- Born: Rudolf Eugène Pierre Albertus Ballieux 17 September 1930 Pekalongan, Dutch East Indies
- Died: 22 October 2020 (aged 90) Doorn, Netherlands
- Occupation: Immunologist

= Rudy Ballieux =

Dutch immunologist (1930–2020)

Rudolf Eugène Pierre Albertus "Rudy" Ballieux (17 September 1930 – 22 October 2020) was a Dutch immunologist.

==Career==
Ballieux was born on 17 September 1930 in Pekalongan in the Dutch East Indies. After attending the Hogere Burgerschool he studied chemistry and medical science at Utrecht University. He earned his doctor title in 1963 under F.L.J. Jordan.
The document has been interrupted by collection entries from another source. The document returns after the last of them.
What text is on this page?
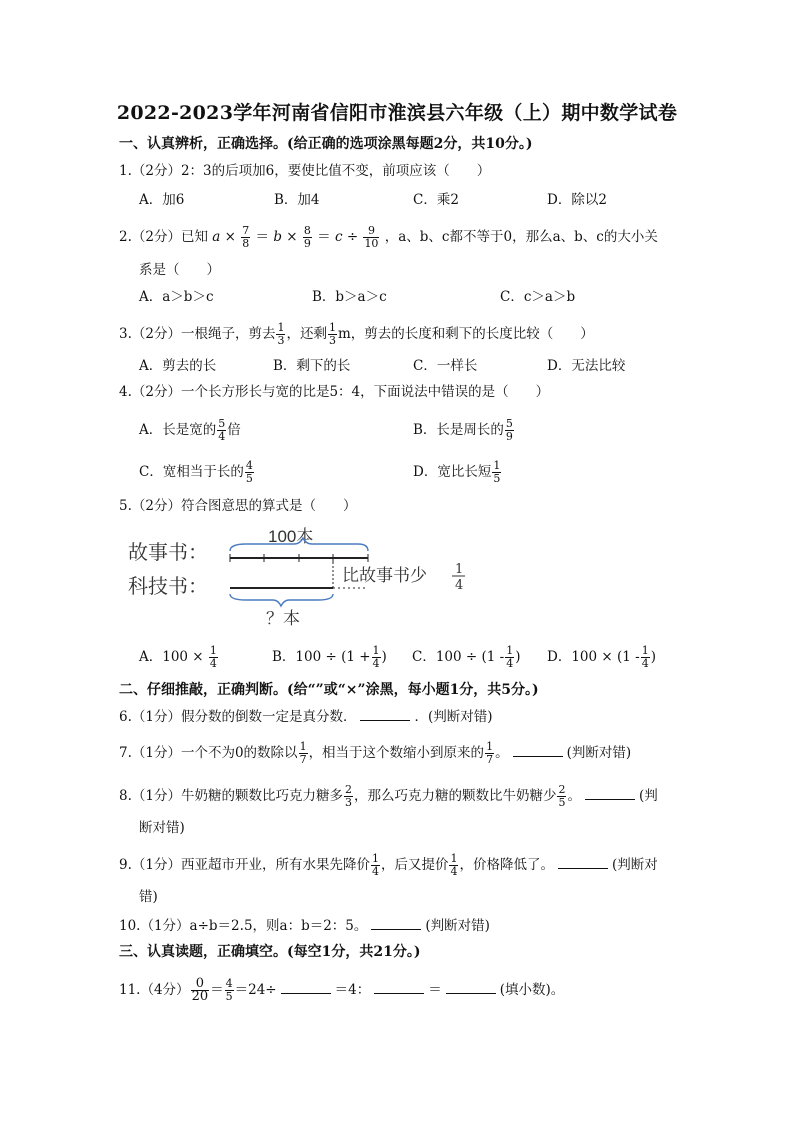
2022-2023学年河南省信阳市淮滨县六年级（上）期中数学试卷
一、认真辨析，正确选择。(给正确的选项涂黑每题2分，共10分。)
1.（2分）2：3的后项加6，要使比值不变，前项应该（　　）
A．加6	B．加4	C．乘2	D．除以2
2.（2分）已知 $a \times \frac{7}{8} = b \times \frac{8}{9} = c \div \frac{9}{10}$ ，a、b、c都不等于0，那么a、b、c的大小关
系是（　　）
A．a＞b＞c	B．b＞a＞c	C．c＞a＞b
3.（2分）一根绳子，剪去 $\frac{1}{3}$ ，还剩 $\frac{1}{3}$ m，剪去的长度和剩下的长度比较（　　）
A．剪去的长	B．剩下的长	C．一样长	D．无法比较
4.（2分）一个长方形长与宽的比是5：4，下面说法中错误的是（　　）
A．长是宽的 $\frac{5}{4}$ 倍	B．长是周长的 $\frac{5}{9}$
C．宽相当于长的 $\frac{4}{5}$	D．宽比长短 $\frac{1}{5}$
5.（2分）符合图意思的算式是（　　）
100本
故事书：
科技书：	比故事书少 1
4
？本
A．$100 \times \frac{1}{4}$	B．$100 \div (1 + \frac{1}{4}$ ) C．$100 \div (1 - \frac{1}{4}$ ) D．$100 \times (1 - \frac{1}{4}$ )
二、仔细推敲，正确判断。(给“”或“×”涂黑，每小题1分，共5分。)
6.（1分）假分数的倒数一定是真分数．	．(判断对错)
7.（1分）一个不为0的数除以 $\frac{1}{7}$ ，相当于这个数缩小到原来的 $\frac{1}{7}$ 。	(判断对错)
8.（1分）牛奶糖的颗数比巧克力糖多 $\frac{2}{3}$ ，那么巧克力糖的颗数比牛奶糖少 $\frac{2}{5}$ 。	(判
断对错)
9.（1分）西亚超市开业，所有水果先降价 $\frac{1}{4}$ ，后又提价 $\frac{1}{4}$ ，价格降低了。	(判断对
错)
10.（1分）a÷b＝2.5，则a：b＝2：5。	(判断对错)
三、认真读题，正确填空。(每空1分，共21分。)
11.（4分） $\frac{0}{20} = \frac{4}{5} =24\div$	＝4：	＝	(填小数)。
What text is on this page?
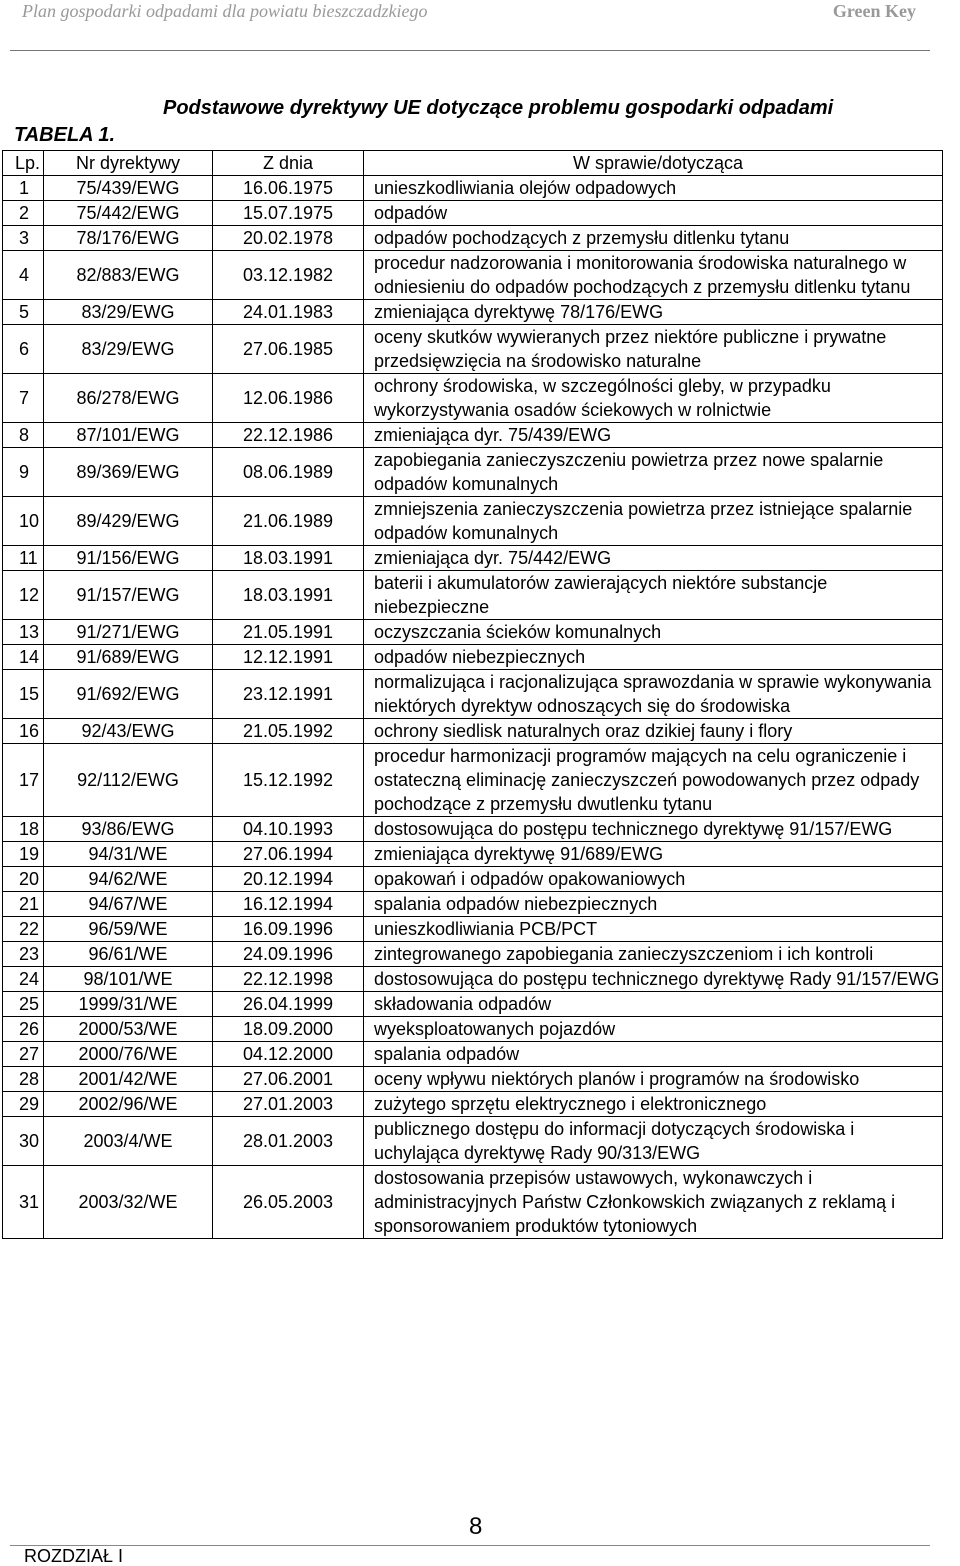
Plan gospodarki odpadami dla powiatu bieszczadzkiego	Green Key
TABELA 1.
Podstawowe dyrektywy UE dotyczące problemu gospodarki odpadami
Lp.	Nr dyrektywy	Z dnia	W sprawie/dotycząca
1	75/439/EWG	16.06.1975	unieszkodliwiania olejów odpadowych
2	75/442/EWG	15.07.1975	odpadów
3	78/176/EWG	20.02.1978	odpadów pochodzących z przemysłu ditlenku tytanu
4	82/883/EWG	03.12.1982	procedur nadzorowania i monitorowania środowiska naturalnego w odniesieniu do odpadów pochodzących z przemysłu ditlenku tytanu
5	83/29/EWG	24.01.1983	zmieniająca dyrektywę 78/176/EWG
6	83/29/EWG	27.06.1985	oceny skutków wywieranych przez niektóre publiczne i prywatne przedsięwzięcia na środowisko naturalne
7	86/278/EWG	12.06.1986	ochrony środowiska, w szczególności gleby, w przypadku wykorzystywania osadów ściekowych w rolnictwie
8	87/101/EWG	22.12.1986	zmieniająca dyr. 75/439/EWG
9	89/369/EWG	08.06.1989	zapobiegania zanieczyszczeniu powietrza przez nowe spalarnie odpadów komunalnych
10	89/429/EWG	21.06.1989	zmniejszenia zanieczyszczenia powietrza przez istniejące spalarnie odpadów komunalnych
11	91/156/EWG	18.03.1991	zmieniająca dyr. 75/442/EWG
12	91/157/EWG	18.03.1991	baterii i akumulatorów zawierających niektóre substancje niebezpieczne
13	91/271/EWG	21.05.1991	oczyszczania ścieków komunalnych
14	91/689/EWG	12.12.1991	odpadów niebezpiecznych
15	91/692/EWG	23.12.1991	normalizująca i racjonalizująca sprawozdania w sprawie wykonywania niektórych dyrektyw odnoszących się do środowiska
16	92/43/EWG	21.05.1992	ochrony siedlisk naturalnych oraz dzikiej fauny i flory
17	92/112/EWG	15.12.1992	procedur harmonizacji programów mających na celu ograniczenie i ostateczną eliminację zanieczyszczeń powodowanych przez odpady pochodzące z przemysłu dwutlenku tytanu
18	93/86/EWG	04.10.1993	dostosowująca do postępu technicznego dyrektywę 91/157/EWG
19	94/31/WE	27.06.1994	zmieniająca dyrektywę 91/689/EWG
20	94/62/WE	20.12.1994	opakowań i odpadów opakowaniowych
21	94/67/WE	16.12.1994	spalania odpadów niebezpiecznych
22	96/59/WE	16.09.1996	unieszkodliwiania PCB/PCT
23	96/61/WE	24.09.1996	zintegrowanego zapobiegania zanieczyszczeniom i ich kontroli
24	98/101/WE	22.12.1998	dostosowująca do postępu technicznego dyrektywę Rady 91/157/EWG
25	1999/31/WE	26.04.1999	składowania odpadów
26	2000/53/WE	18.09.2000	wyeksploatowanych pojazdów
27	2000/76/WE	04.12.2000	spalania odpadów
28	2001/42/WE	27.06.2001	oceny wpływu niektórych planów i programów na środowisko
29	2002/96/WE	27.01.2003	zużytego sprzętu elektrycznego i elektronicznego
30	2003/4/WE	28.01.2003	publicznego dostępu do informacji dotyczących środowiska i uchylająca dyrektywę Rady 90/313/EWG
31	2003/32/WE	26.05.2003	dostosowania przepisów ustawowych, wykonawczych i administracyjnych Państw Członkowskich związanych z reklamą i sponsorowaniem produktów tytoniowych
8
ROZDZIAŁ I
Ballieux was professor of Clinical Immunology at Utrecht University between 1977 and 1991. He subsequently served another four years as Bijzonder hoogleraar of Psychoimmunophysiology, a bijzonder hoogleraar being a professor paid for by external funds, in his case the Utrecht University Fund. In the later part of his career Ballieux did research on the influence of stress on the immune system.

Ballieux was the first Van Loghem Laureate lecturer of the Dutch Society for Immunology in 1981. He was elected a member of the Royal Netherlands Academy of Arts and Sciences in 1991. Among his most notable students was stem cell biologist Hans Clevers.

He died in Doorn on 22 October 2020, aged 90.